DSP vs DMP, what’s the difference?

To summarize all this, a DSP is designed to collect data. They help marketers in placing their bids, buying impressions and monitoring their campaigns.

On the other hand, a DMP does the following.

  • Omnichannel and multichannel marketing to help execute your omnichannel strategy
  • Audience segmentation (behavioural, demographic, psychographic)
  • Analysis of engagement, retention and acquisition.

What is a DSP and DMP hybrid?

To favourably compete in the market, many advertisers are opting to use both the DMB and the DSP. This makes the advertisements more effective and easier to manage.

However, whether using the two on a tandem or separately is a good idea depends on the needs of your company.

When is using the DSP and the DMP hybrid a great idea?

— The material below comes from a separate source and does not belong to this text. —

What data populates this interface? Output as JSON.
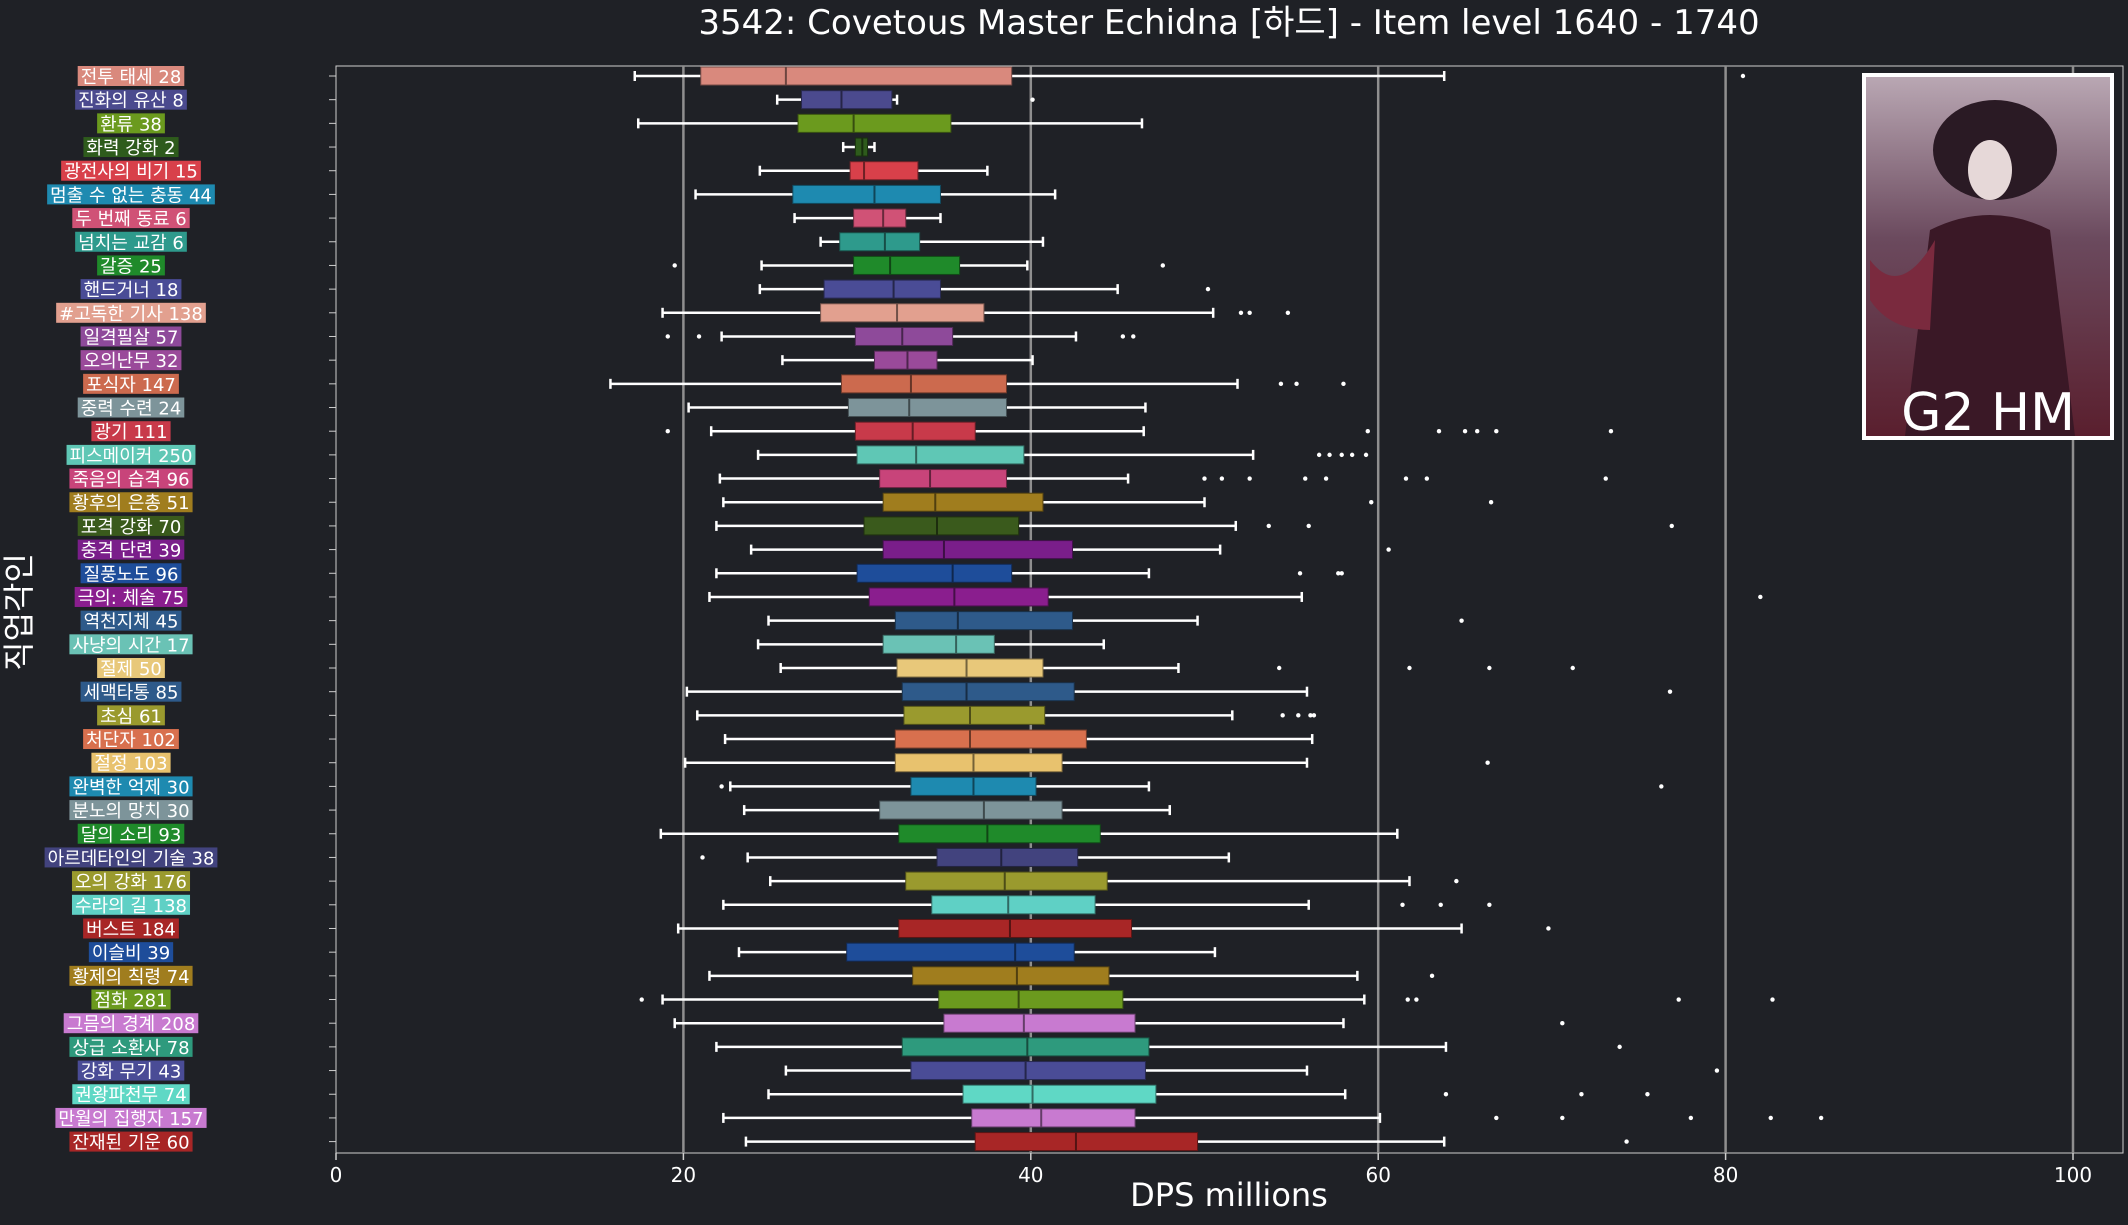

Here is why companies prefer using a hybrid

  • Only one employee is required to manage the advertisement platforms
  • It’s easier to monitor the spending habits of your customers
  • It simplifies the digital ad purchase and analysis

Why you might consider using the DSP and DMP independently

  • Every customer is unique and requires sophisticated analysis to understand their taste and habits 
  • Your client’s acquisition might differ in all your channels, and so is your digital marketing management needs
  • Reports of customers data are required for the business as a whole, and not only for the marketing department.

Take away

The debate of DMP vs DSP can go on and on. Yet, the best option relies on the needs of your business. However, it’s essential to use both of them, separately or as a tandem. And enjoy the benefits. They both help you in optimizing your campaigns for the best results.